Field is not giving up hope. “Efforts like these to identify ways to prevent sudden death are incredibly important, because the sudden and unexpected death of a loved one is a tragedy,” he said.
“There has been a lot of anticipation for this trial to come out. We were eagerly awaiting the results. Ultimately, this is a population that when we take care of them in the hospital after their heart attack, we worry about them. There has been a lot of uncertainty about who’s the best candidate for this device. I wrote the editorial because I wanted to draw attention to the fact that this is an important population, and despite our best efforts in medicine to identify interventions that work, we can fall short but must not give up.”

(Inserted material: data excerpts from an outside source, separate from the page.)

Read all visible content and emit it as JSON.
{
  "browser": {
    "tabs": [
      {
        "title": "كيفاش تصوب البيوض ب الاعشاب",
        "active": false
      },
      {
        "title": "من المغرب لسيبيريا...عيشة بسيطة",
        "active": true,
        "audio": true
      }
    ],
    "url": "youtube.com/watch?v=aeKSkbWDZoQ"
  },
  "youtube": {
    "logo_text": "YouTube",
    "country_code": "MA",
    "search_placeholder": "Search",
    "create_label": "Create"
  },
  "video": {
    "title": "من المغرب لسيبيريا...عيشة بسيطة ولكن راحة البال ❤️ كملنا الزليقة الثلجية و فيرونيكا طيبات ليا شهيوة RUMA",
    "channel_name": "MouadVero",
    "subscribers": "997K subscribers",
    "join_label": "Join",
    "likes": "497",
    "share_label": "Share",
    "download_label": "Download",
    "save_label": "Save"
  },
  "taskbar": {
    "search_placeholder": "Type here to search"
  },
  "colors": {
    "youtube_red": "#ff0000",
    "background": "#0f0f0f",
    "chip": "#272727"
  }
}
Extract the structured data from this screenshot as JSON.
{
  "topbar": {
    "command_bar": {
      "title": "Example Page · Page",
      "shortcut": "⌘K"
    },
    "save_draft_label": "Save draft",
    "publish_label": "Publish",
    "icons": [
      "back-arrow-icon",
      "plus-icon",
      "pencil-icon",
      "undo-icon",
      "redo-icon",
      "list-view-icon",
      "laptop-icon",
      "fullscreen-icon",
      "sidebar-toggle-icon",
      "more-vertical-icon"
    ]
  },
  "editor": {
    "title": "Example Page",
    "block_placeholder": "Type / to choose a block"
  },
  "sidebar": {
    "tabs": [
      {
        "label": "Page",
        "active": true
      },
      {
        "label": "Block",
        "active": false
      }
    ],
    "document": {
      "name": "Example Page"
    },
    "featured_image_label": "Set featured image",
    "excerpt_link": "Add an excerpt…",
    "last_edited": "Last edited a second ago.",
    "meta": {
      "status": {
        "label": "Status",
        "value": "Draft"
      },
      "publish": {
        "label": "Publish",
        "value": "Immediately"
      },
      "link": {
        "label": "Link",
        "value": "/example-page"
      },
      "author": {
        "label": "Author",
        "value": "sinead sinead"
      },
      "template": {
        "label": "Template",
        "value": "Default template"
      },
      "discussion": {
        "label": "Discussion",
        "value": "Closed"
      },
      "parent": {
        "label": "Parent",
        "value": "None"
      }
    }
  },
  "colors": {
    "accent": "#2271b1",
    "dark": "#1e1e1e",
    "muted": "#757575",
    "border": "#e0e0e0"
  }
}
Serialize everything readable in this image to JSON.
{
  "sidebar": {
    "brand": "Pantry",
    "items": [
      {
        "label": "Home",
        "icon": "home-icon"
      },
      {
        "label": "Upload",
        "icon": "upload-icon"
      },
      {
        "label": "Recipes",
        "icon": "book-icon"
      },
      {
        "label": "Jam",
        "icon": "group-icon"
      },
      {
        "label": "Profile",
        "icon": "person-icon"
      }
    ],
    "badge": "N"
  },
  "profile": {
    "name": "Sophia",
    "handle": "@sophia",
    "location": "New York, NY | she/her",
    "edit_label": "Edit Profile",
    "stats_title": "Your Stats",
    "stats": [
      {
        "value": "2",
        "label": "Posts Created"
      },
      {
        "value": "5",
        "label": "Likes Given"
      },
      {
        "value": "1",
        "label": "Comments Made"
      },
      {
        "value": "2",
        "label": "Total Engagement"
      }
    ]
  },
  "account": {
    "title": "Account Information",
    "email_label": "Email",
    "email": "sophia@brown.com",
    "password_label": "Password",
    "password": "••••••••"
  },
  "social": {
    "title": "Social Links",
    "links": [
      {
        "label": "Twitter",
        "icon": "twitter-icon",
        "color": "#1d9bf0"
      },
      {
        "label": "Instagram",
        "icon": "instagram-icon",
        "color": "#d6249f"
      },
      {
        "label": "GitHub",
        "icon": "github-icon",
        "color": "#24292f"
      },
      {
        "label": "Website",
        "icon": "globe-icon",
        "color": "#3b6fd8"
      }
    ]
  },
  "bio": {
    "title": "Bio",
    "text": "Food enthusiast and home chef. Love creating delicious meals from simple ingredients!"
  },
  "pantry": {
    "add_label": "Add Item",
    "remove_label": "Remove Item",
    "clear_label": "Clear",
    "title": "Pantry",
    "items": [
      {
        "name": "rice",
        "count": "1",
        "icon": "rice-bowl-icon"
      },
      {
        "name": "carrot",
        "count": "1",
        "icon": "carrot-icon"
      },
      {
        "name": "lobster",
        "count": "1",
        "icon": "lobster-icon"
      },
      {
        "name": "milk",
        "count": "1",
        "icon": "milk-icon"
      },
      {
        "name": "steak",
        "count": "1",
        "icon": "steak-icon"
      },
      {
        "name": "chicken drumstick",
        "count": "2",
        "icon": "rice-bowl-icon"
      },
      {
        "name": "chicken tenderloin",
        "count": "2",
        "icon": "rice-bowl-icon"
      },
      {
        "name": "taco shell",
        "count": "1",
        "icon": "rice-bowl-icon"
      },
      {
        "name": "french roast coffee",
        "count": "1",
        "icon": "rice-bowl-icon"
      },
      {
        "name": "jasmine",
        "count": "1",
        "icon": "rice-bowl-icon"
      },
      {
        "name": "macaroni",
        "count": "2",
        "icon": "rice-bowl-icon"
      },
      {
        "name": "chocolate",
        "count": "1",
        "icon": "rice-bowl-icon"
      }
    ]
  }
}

So will Field continue to use the device for his patients? He wouldn’t rule it out in select patients.
“The results speak to the fact there is reason to have an in-depth discussion with patients. No, I won’t uniformly use this device. It’s expensive. It can be problematic. The device is associated with frequent false alarms and inappropriate shocks that can lead to a great deal of stress and anxiety. Furthermore, the device is costly. Patients have to understand all this before it is prescribed. Also, since the evidence for benefit is less clear, we have to involve patients in the discussion. For a particularly well-informed and motivated patient, the wearable cardioverted-defibrillator may still be reasonable.”
Field also said there is a lot of fear associated with the subject of sudden death. He points out that many people misunderstand what cardiac arrest is and wants the public to be better educated about it.
“People think cardiac arrest is the same thing as a heart attack and often use the terms interchangeably. A cardiac arrest occurs when the heart stops beating unexpectedly due to a dangerous rhythm disturbance, while a heart attack occurs when blood flow to the heart muscle itself is blocked and a portion of the heart muscle is damaged,” he explained.
While sometimes a heart attack can cause a cardiac arrest, he added, many cardiac arrests occur in patients without coronary blockages and can happen at a young age, on the athletic field, in the home or in public places.
“It’s very important for people to be aware of this and know how to initiate CPR and use an automatic external defibrillator, or AED, and know what the steps are. There have been tragic examples where young athletes collapse, and people don’t know what to do. Time is of the essence. Bystanders need to recognize quickly that a cardiac arrest has occurred, and they should immediately call 911 and begin CPR, including using an AED if available. This is a public health concern and public education would go a long way.”